Foto: Michaela Kirchner
Foto: Michaela Kirchner

Ich lasse dich nicht los, wenn du mich nicht segnest!

 

Nanu, denke ich, was ist denn das für eine Aussage, und lese erst einmal die entsprechende Stelle in der Bibel, um den Zusammenhang zu kennen.

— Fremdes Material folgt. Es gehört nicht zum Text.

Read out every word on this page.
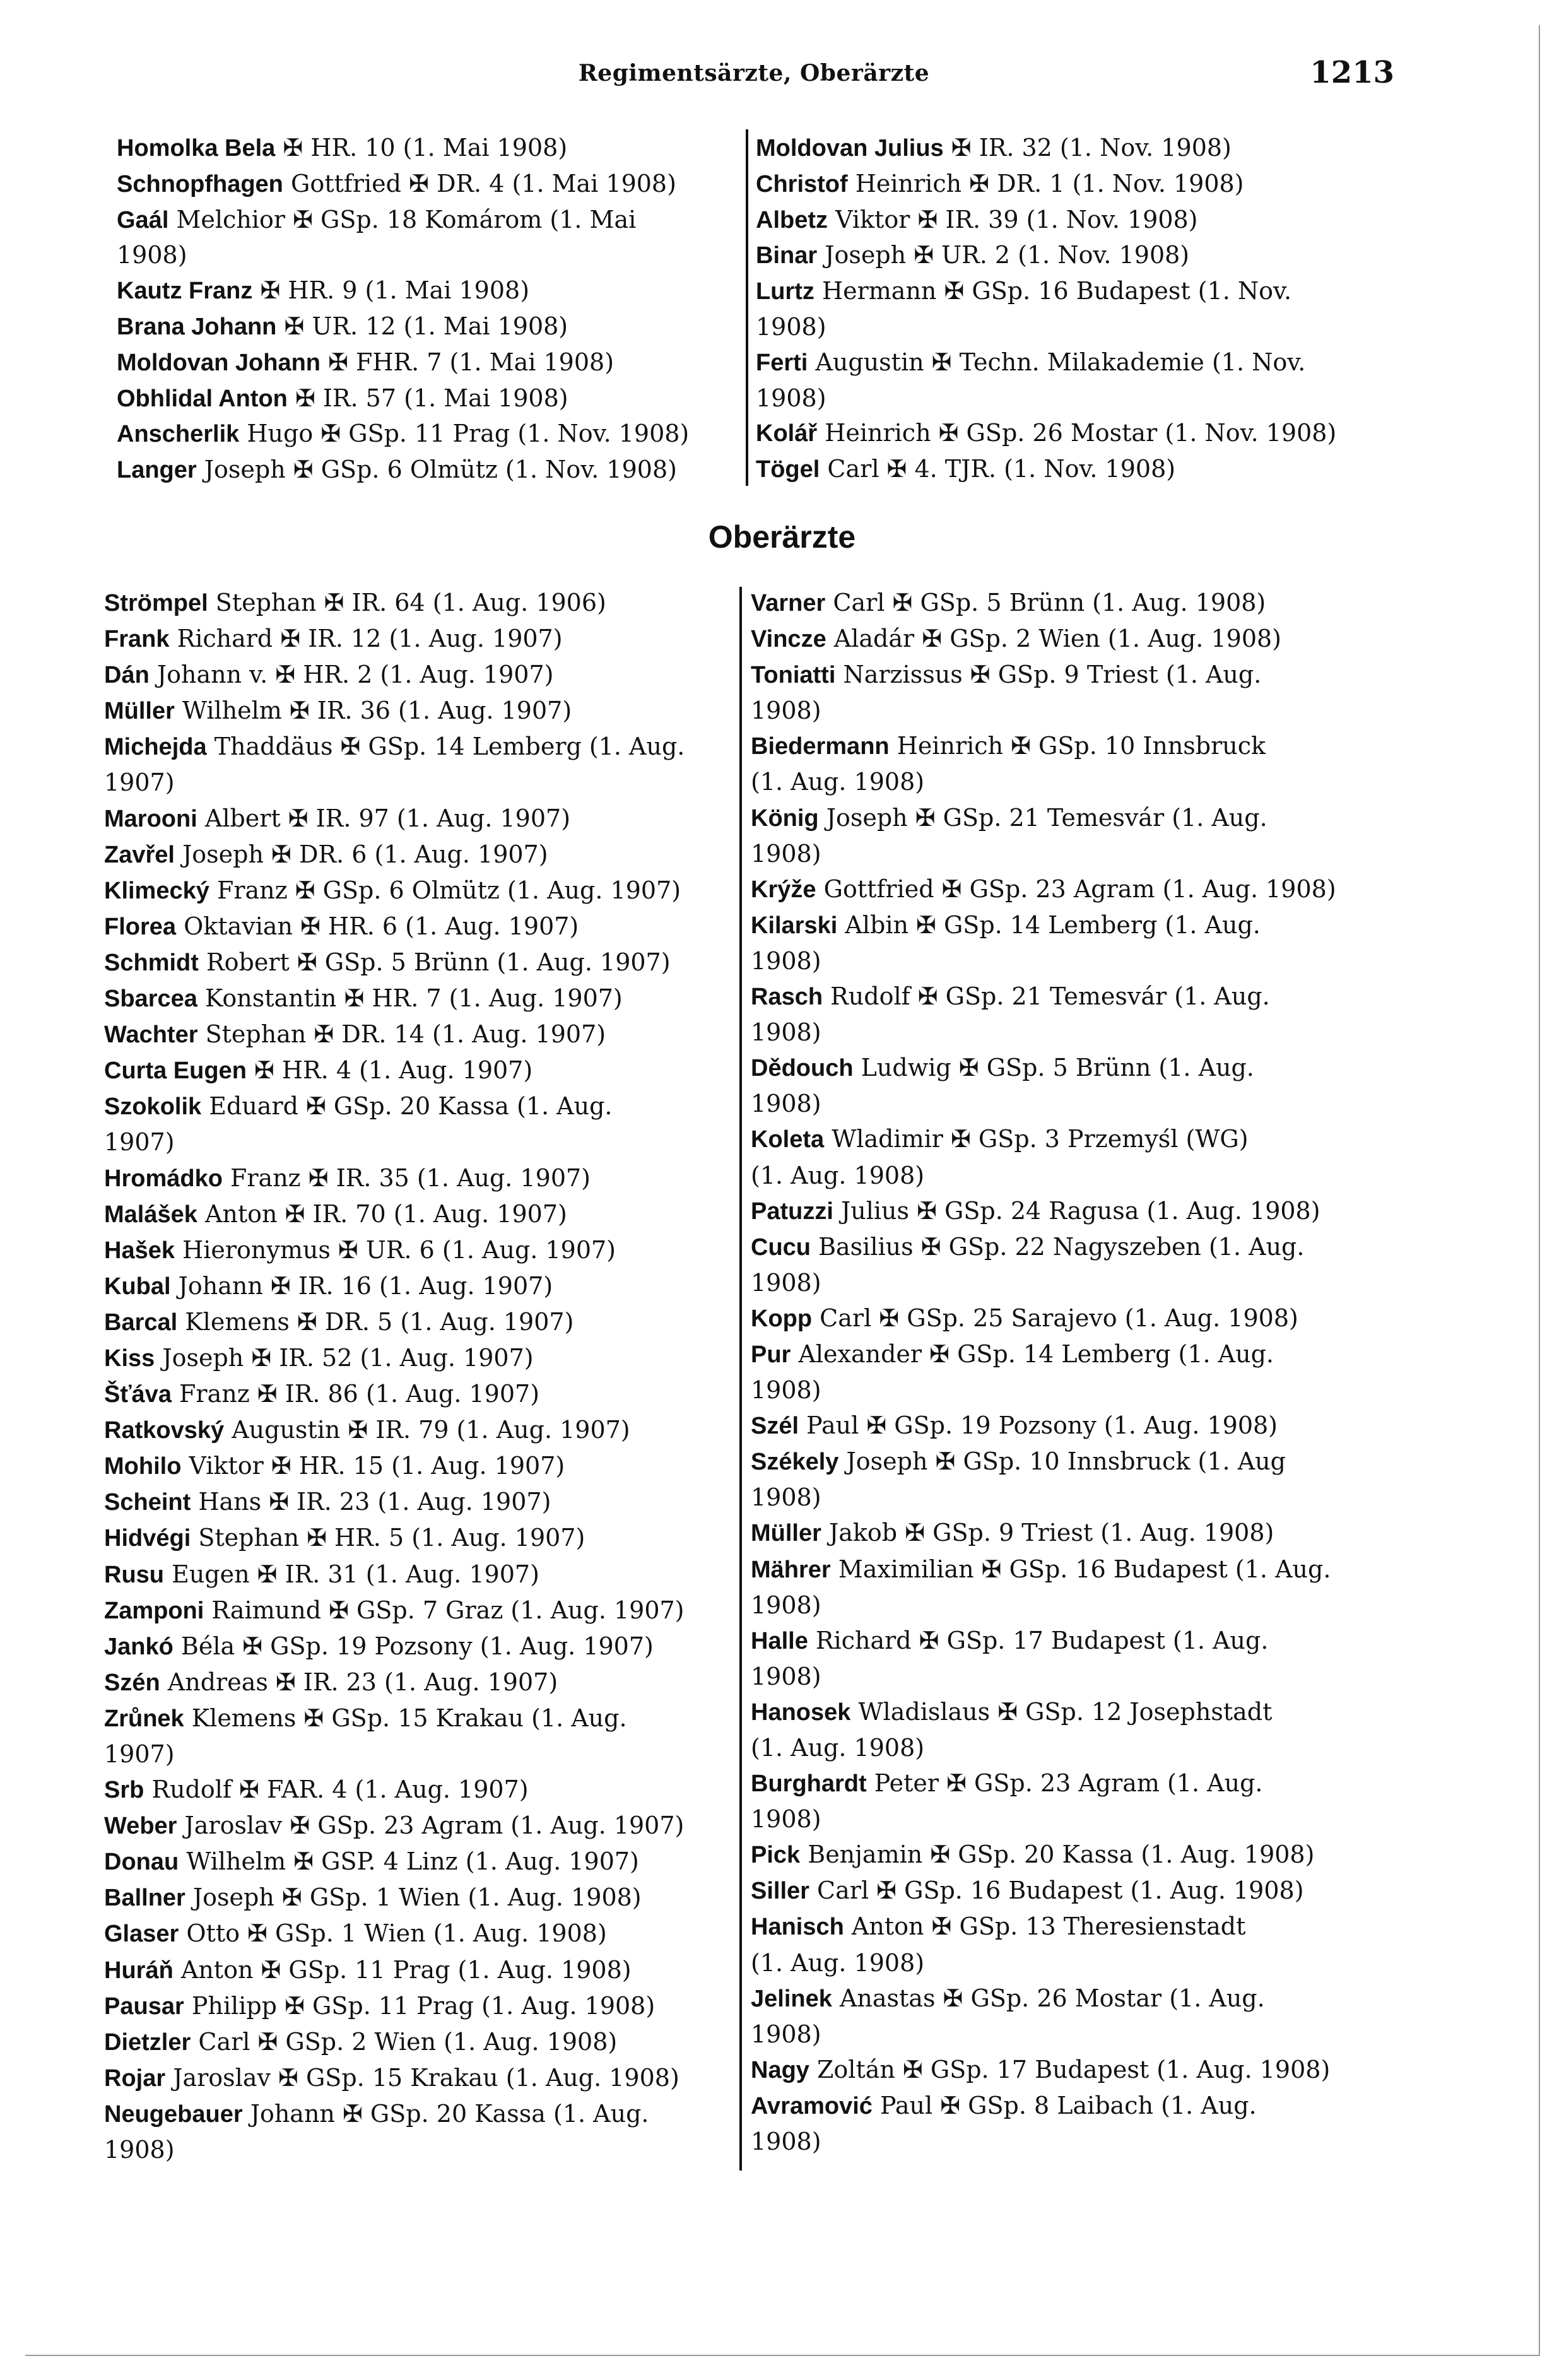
Regimentsärzte, Oberärzte	1213
Homolka Bela ✠ HR. 10 (1. Mai 1908)
Schnopfhagen Gottfried ✠ DR. 4 (1. Mai 1908)
Gaál Melchior ✠ GSp. 18 Komárom (1. Mai
1908)
Kautz Franz ✠ HR. 9 (1. Mai 1908)
Brana Johann ✠ UR. 12 (1. Mai 1908)
Moldovan Johann ✠ FHR. 7 (1. Mai 1908)
Obhlidal Anton ✠ IR. 57 (1. Mai 1908)
Anscherlik Hugo ✠ GSp. 11 Prag (1. Nov. 1908)
Langer Joseph ✠ GSp. 6 Olmütz (1. Nov. 1908)
Moldovan Julius ✠ IR. 32 (1. Nov. 1908)
Christof Heinrich ✠ DR. 1 (1. Nov. 1908)
Albetz Viktor ✠ IR. 39 (1. Nov. 1908)
Binar Joseph ✠ UR. 2 (1. Nov. 1908)
Lurtz Hermann ✠ GSp. 16 Budapest (1. Nov.
1908)
Ferti Augustin ✠ Techn. Milakademie (1. Nov.
1908)
Kolář Heinrich ✠ GSp. 26 Mostar (1. Nov. 1908)
Tögel Carl ✠ 4. TJR. (1. Nov. 1908)
Oberärzte
Strömpel Stephan ✠ IR. 64 (1. Aug. 1906)
Frank Richard ✠ IR. 12 (1. Aug. 1907)
Dán Johann v. ✠ HR. 2 (1. Aug. 1907)
Müller Wilhelm ✠ IR. 36 (1. Aug. 1907)
Michejda Thaddäus ✠ GSp. 14 Lemberg (1. Aug.
1907)
Marooni Albert ✠ IR. 97 (1. Aug. 1907)
Zavřel Joseph ✠ DR. 6 (1. Aug. 1907)
Klimecký Franz ✠ GSp. 6 Olmütz (1. Aug. 1907)
Florea Oktavian ✠ HR. 6 (1. Aug. 1907)
Schmidt Robert ✠ GSp. 5 Brünn (1. Aug. 1907)
Sbarcea Konstantin ✠ HR. 7 (1. Aug. 1907)
Wachter Stephan ✠ DR. 14 (1. Aug. 1907)
Curta Eugen ✠ HR. 4 (1. Aug. 1907)
Szokolik Eduard ✠ GSp. 20 Kassa (1. Aug.
1907)
Hromádko Franz ✠ IR. 35 (1. Aug. 1907)
Malášek Anton ✠ IR. 70 (1. Aug. 1907)
Hašek Hieronymus ✠ UR. 6 (1. Aug. 1907)
Kubal Johann ✠ IR. 16 (1. Aug. 1907)
Barcal Klemens ✠ DR. 5 (1. Aug. 1907)
Kiss Joseph ✠ IR. 52 (1. Aug. 1907)
Šťáva Franz ✠ IR. 86 (1. Aug. 1907)
Ratkovský Augustin ✠ IR. 79 (1. Aug. 1907)
Mohilo Viktor ✠ HR. 15 (1. Aug. 1907)
Scheint Hans ✠ IR. 23 (1. Aug. 1907)
Hidvégi Stephan ✠ HR. 5 (1. Aug. 1907)
Rusu Eugen ✠ IR. 31 (1. Aug. 1907)
Zamponi Raimund ✠ GSp. 7 Graz (1. Aug. 1907)
Jankó Béla ✠ GSp. 19 Pozsony (1. Aug. 1907)
Szén Andreas ✠ IR. 23 (1. Aug. 1907)
Zrůnek Klemens ✠ GSp. 15 Krakau (1. Aug.
1907)
Srb Rudolf ✠ FAR. 4 (1. Aug. 1907)
Weber Jaroslav ✠ GSp. 23 Agram (1. Aug. 1907)
Donau Wilhelm ✠ GSP. 4 Linz (1. Aug. 1907)
Ballner Joseph ✠ GSp. 1 Wien (1. Aug. 1908)
Glaser Otto ✠ GSp. 1 Wien (1. Aug. 1908)
Huráň Anton ✠ GSp. 11 Prag (1. Aug. 1908)
Pausar Philipp ✠ GSp. 11 Prag (1. Aug. 1908)
Dietzler Carl ✠ GSp. 2 Wien (1. Aug. 1908)
Rojar Jaroslav ✠ GSp. 15 Krakau (1. Aug. 1908)
Neugebauer Johann ✠ GSp. 20 Kassa (1. Aug.
1908)
Varner Carl ✠ GSp. 5 Brünn (1. Aug. 1908)
Vincze Aladár ✠ GSp. 2 Wien (1. Aug. 1908)
Toniatti Narzissus ✠ GSp. 9 Triest (1. Aug.
1908)
Biedermann Heinrich ✠ GSp. 10 Innsbruck
(1. Aug. 1908)
König Joseph ✠ GSp. 21 Temesvár (1. Aug.
1908)
Krýže Gottfried ✠ GSp. 23 Agram (1. Aug. 1908)
Kilarski Albin ✠ GSp. 14 Lemberg (1. Aug.
1908)
Rasch Rudolf ✠ GSp. 21 Temesvár (1. Aug.
1908)
Dědouch Ludwig ✠ GSp. 5 Brünn (1. Aug.
1908)
Koleta Wladimir ✠ GSp. 3 Przemyśl (WG)
(1. Aug. 1908)
Patuzzi Julius ✠ GSp. 24 Ragusa (1. Aug. 1908)
Cucu Basilius ✠ GSp. 22 Nagyszeben (1. Aug.
1908)
Kopp Carl ✠ GSp. 25 Sarajevo (1. Aug. 1908)
Pur Alexander ✠ GSp. 14 Lemberg (1. Aug.
1908)
Szél Paul ✠ GSp. 19 Pozsony (1. Aug. 1908)
Székely Joseph ✠ GSp. 10 Innsbruck (1. Aug
1908)
Müller Jakob ✠ GSp. 9 Triest (1. Aug. 1908)
Mährer Maximilian ✠ GSp. 16 Budapest (1. Aug.
1908)
Halle Richard ✠ GSp. 17 Budapest (1. Aug.
1908)
Hanosek Wladislaus ✠ GSp. 12 Josephstadt
(1. Aug. 1908)
Burghardt Peter ✠ GSp. 23 Agram (1. Aug.
1908)
Pick Benjamin ✠ GSp. 20 Kassa (1. Aug. 1908)
Siller Carl ✠ GSp. 16 Budapest (1. Aug. 1908)
Hanisch Anton ✠ GSp. 13 Theresienstadt
(1. Aug. 1908)
Jelinek Anastas ✠ GSp. 26 Mostar (1. Aug.
1908)
Nagy Zoltán ✠ GSp. 17 Budapest (1. Aug. 1908)
Avramović Paul ✠ GSp. 8 Laibach (1. Aug.
1908)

Wieder zurück bei meinen ersten Empfindungen kann ich mich des Eindrucks nicht erwehren, dass da eine Forderung an Gott gestellt wird. Gott wird zum Segnen aufgefordert. Es wird von ihm verlangt. Dieser Gedanke bereitet mir leichtes Unbehagen. Der Segen ist meiner Meinung nach etwas Wunderbares und Besonderes, das ich nicht einfach so „einfordern“ würde, der aber gut tut, wenn er zugesprochen wird .So kann der Segen erbeten werden, z.B. von Einzelnen in besonderen Lebenssituationen. Jeder Gottesdienst endet mit dem Segen für die Gemeinde. Und untereinander wünschen wir uns bei Gratulationen Gottes Segen. Segen kann man also nie genug bekommen.

 

So lass uns immer wieder um deinen Segen bitten, guter Gott, und dadurch Ruhe, Gelassenheit und Frieden finden, damit wir vertrauensvoll und getröstet in die Zukunft schauen können.